Wambach has recently joined the ranks of author as well, with her 2016 memoir Forward. “Fascinating is not a strong enough word to describe how I feel about my family heritage,” says Wambach. “The truth for me is that we are all immigrants from somewhere. We all began as a dream from our ancestors.”
As women who have both written deeply personal memoirs, I ask if having more information about their identity and their family history informs their storytelling — in the books they’ve written and the intimate stories the couple shares in every single city throughout the Together Tour.

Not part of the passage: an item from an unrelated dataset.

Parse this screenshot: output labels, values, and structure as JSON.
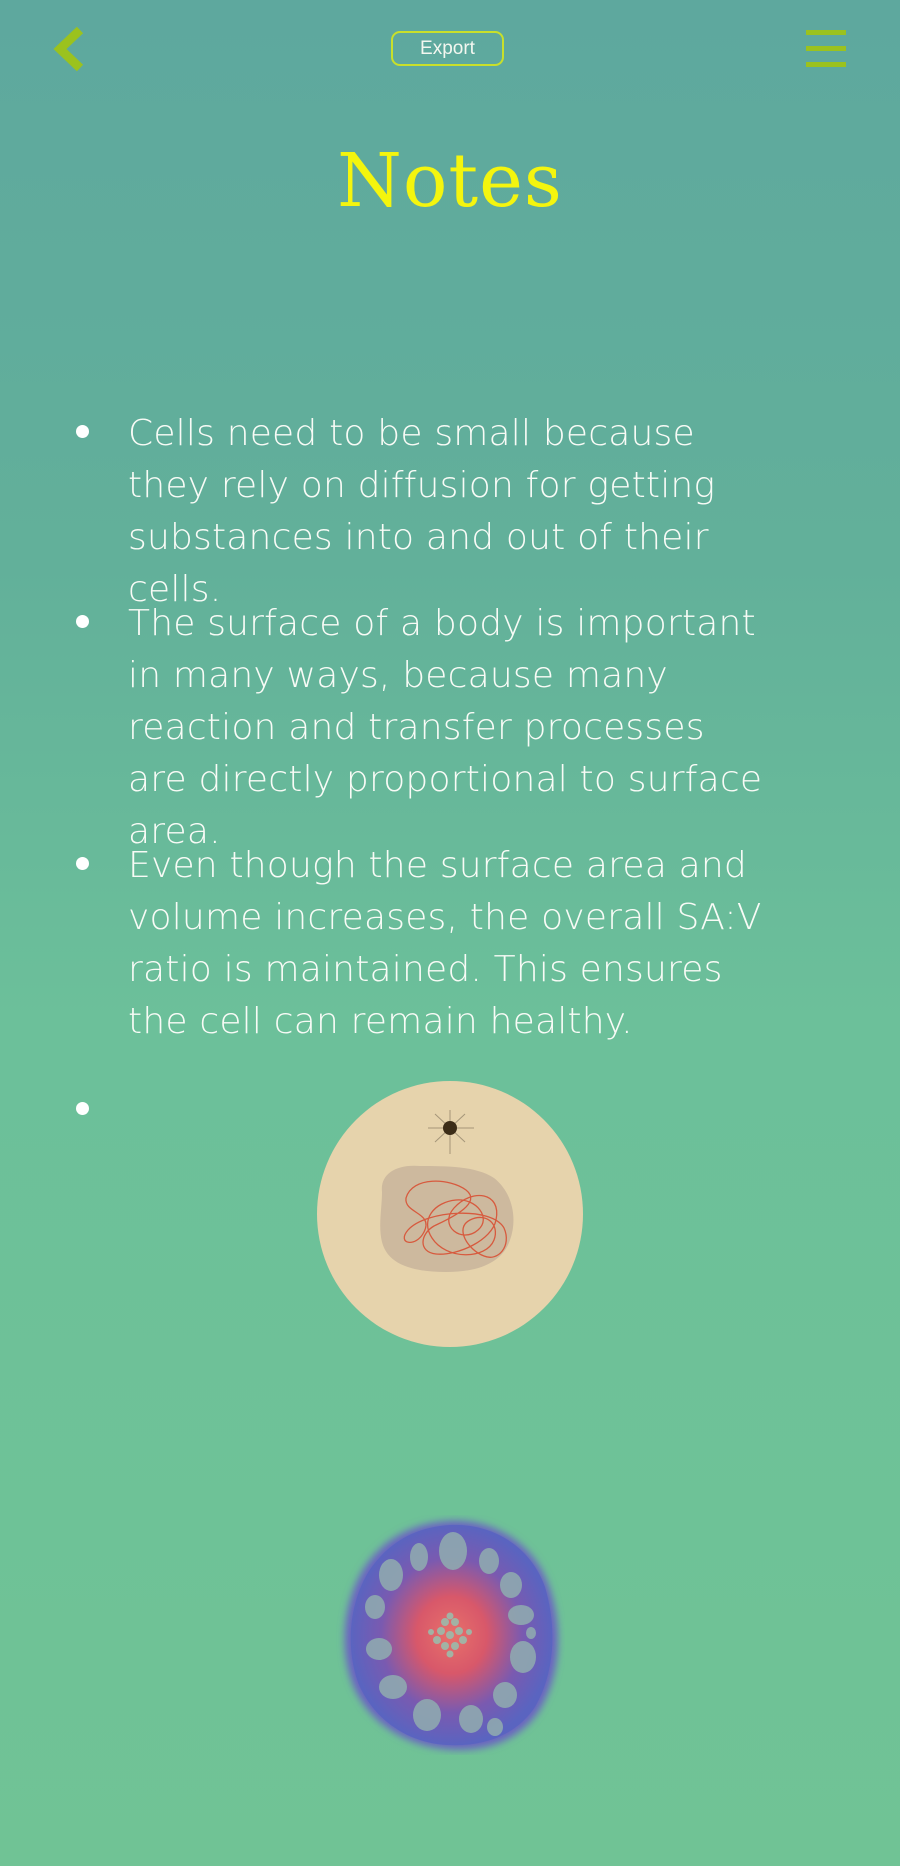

“I believe that life starts when we stop running from our pain and who we are and instead surrender to it — run toward it and own it. That’s where healing begins,” says Doyle, who has written about everything from the struggles of her first marriage to how faith and feminism inform the way she parents her children. “We say: ‘Here I am, pain. I give up. All that stuff really happened. I’ll let myself feel it now. Then I’ll tell the story and let other people feel it, too.’ Everyone has a history, everyone has a story to tell. When you write your true identity, it is a love offering to the world because it helps everyone who hears it feel braver and less alone. We all need to know that we are seen and heard. We don’t need our lives to be different, or easier, we just need someone to see the pain. To know what we’ve faced and overcome. To say: Yes. I see this. This is real. We don’t need a magician to take it all away – we just need a witness. That’s what we’re doing on the Together Tour, we are witnesses to each other’s stories, and it makes us braver in this world.”
But the effects of digging into her past goes far beyond the influencing the words Doyle puts on the page. It’s also helped inform how she understands herself, her history, and the personal stories that have gotten her to her present. “It’s cemented my belief that the moral of our collective story is love, and that love is relentlessly showing up for your people. And that the invisible thread leading the way — the force constantly rising up to take care of their people — is the women,” she says. “Being a woman is more like taking your place in a parade than it is like hiking an individual journey. Sometimes we convince ourselves that we’re alone in this challenging family, friendship, health, career stuff; that the trials we’re facing and joys we’re embracing are original. But when it comes to womanhood, there’s nothing new under the sun. Whatever it is — thousands of brave women have faced it before us, so we should learn from them. Whatever it is — thousands of brave women will face it after us, so we should teach them. I believe that we are all more alike than different. That we are all connected. That one woman’s pain is our collective pain and one’s woman’s joy and success belongs to all of us. That’s the story of our past and the story of our future.”
“When I’ve made progress, I’ve always looked back first to figure out how to move forward,” Doyle says. “I talk about my addictions because everything beautiful in my life right now came out of the ugliness back then. And still does. All that pain turned out to be the good stuff. I used to say: ‘I’m broken. Fix me.’ And now I say: ‘And I love, love, love my beautiful, busted up past and my messy, complicated present.’ No one is ever “ready.” The world is changed by messy, complicated people who show up before they are ready. It’s the story of my life, and the DNA of this tour: Show up exactly how you are, right now, and we’ll change the world together.”